In the “Communication Security” session, the following topics were addressed by presenters from public institutions, research institutes, and universities: searching for encrypted data in cyber physical systems focusing on secure and efficient communication systems; a new framework for enhanced measurable cyber security in computer networks; design and validation in distributed intrusion detection and prevention systems; security issues in most popular content management systems, and determination of cyber threats and vulnerabilities of critical infrastructure. The topics were well addressed and were enthusiastically received by a large audience.

The session on “Network Operations and Management” included four papers dedicated to hot topics in different areas: OpenFlow, OTT video streaming, energy consumption in mobile networks, and distributed analysis of monitored data. The mix of papers indicates the diversity of the research problems existing today, and the high quality of the papers shows the strong research existing in Romania.
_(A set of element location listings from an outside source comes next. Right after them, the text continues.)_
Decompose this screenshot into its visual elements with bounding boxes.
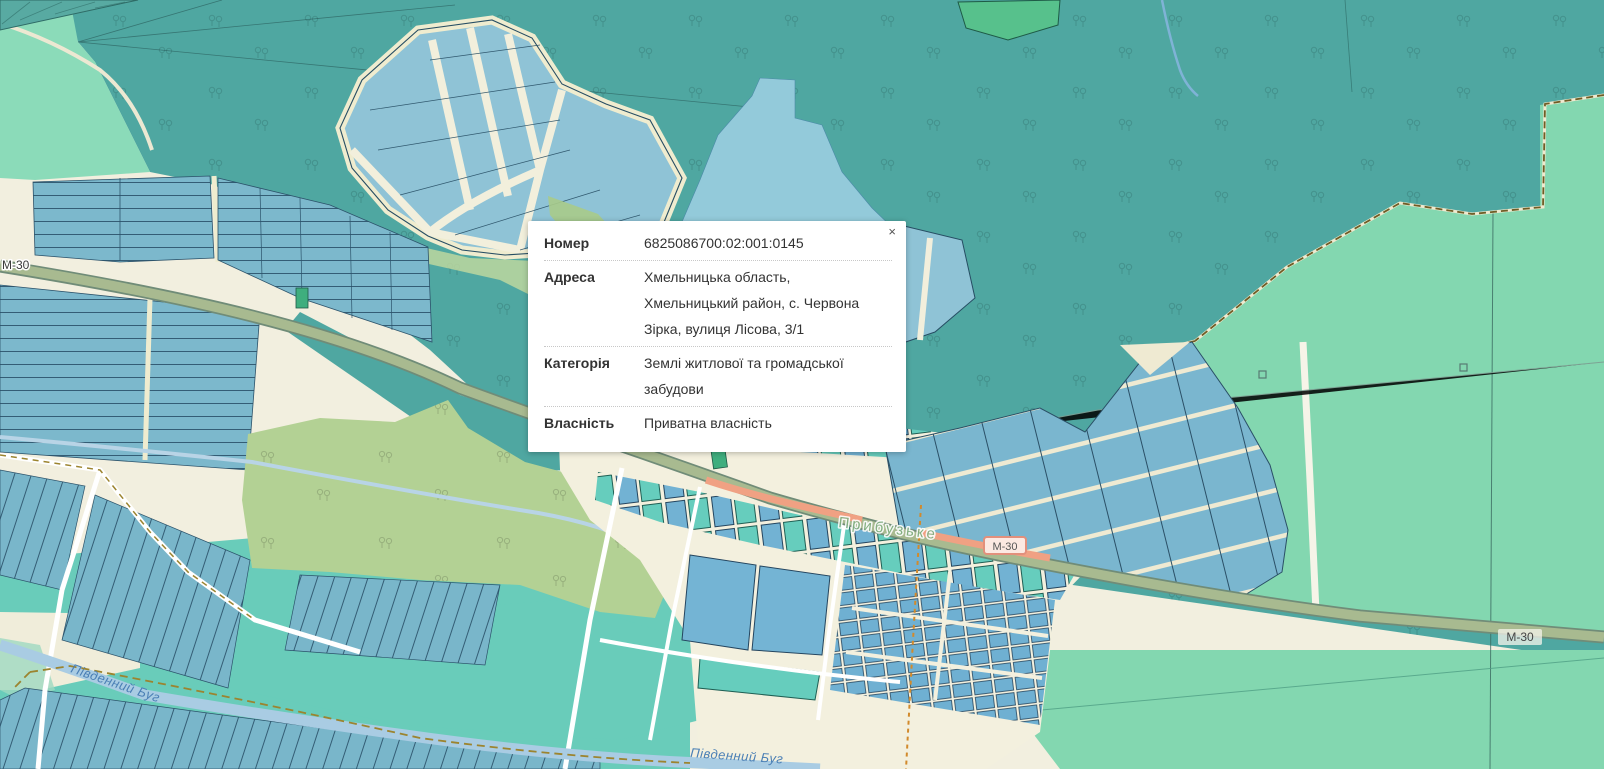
field-label-address: Адреса [544, 264, 644, 342]
road-label-m30-right: М-30 [1506, 630, 1534, 644]
parcel-info-popup: × Номер 6825086700:02:001:0145 Адреса Хм… [528, 221, 906, 452]
road-shield-m30: М-30 [984, 537, 1026, 554]
popup-row-ownership: Власність Приватна власність [544, 407, 892, 440]
popup-row-number: Номер 6825086700:02:001:0145 [544, 227, 892, 261]
field-label-number: Номер [544, 230, 644, 256]
field-label-category: Категорія [544, 350, 644, 402]
road-label-m30-center: М-30 [992, 541, 1017, 553]
close-icon[interactable]: × [885, 222, 899, 241]
parcel-number-value: 6825086700:02:001:0145 [644, 230, 862, 256]
cadastral-map-viewport[interactable]: М-30 М-30 М-30 Південний Буг Південний Б… [0, 0, 1604, 769]
popup-row-address: Адреса Хмельницька область, Хмельницький… [544, 261, 892, 347]
popup-row-category: Категорія Землі житлової та громадської … [544, 347, 892, 407]
parcel-ownership-value: Приватна власність [644, 410, 862, 436]
parcel-category-value: Землі житлової та громадської забудови [644, 350, 862, 402]
road-label-m30-right-group: М-30 [1498, 629, 1542, 645]
field-label-ownership: Власність [544, 410, 644, 436]
parcel-address-value: Хмельницька область, Хмельницький район,… [644, 264, 862, 342]
road-label-m30-left: М-30 [2, 258, 30, 272]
Prof. Adrian Popescu from Blekinge Institute of Technology, Sweden, presented the results obtained in the Celtic-Plus research project CONVINcE, which is focused on reducing the power consumption in video distribution networks, under the requirement of provision of expected end-user quality of experience. This is a three year project, with participation by industrial and academic partners in four European countries participate.

In his invited paper “Multiple Time Series Fisher Periodicity Test for the Detection of the Distributed New Shrew Attacks,” Dr. Paul Cotae, a professor at the University of the District of Columbia, focused on the detection of low rate denial of service attacks. The obtained results reveal that these attacks can be effectively identified by using a Fisher g-statistic test for one dominant periodicity, as in the case of Shrew attacks.

The fruitful collaboration with the universities from Bucharest, Timisoara, Cluj, and Iasi has contributed to the quality of the Program significantly. The conference participants had an opportunity to visit Mogosoaia and Snagov, highly appreciated tourist resorts close to Bucharest.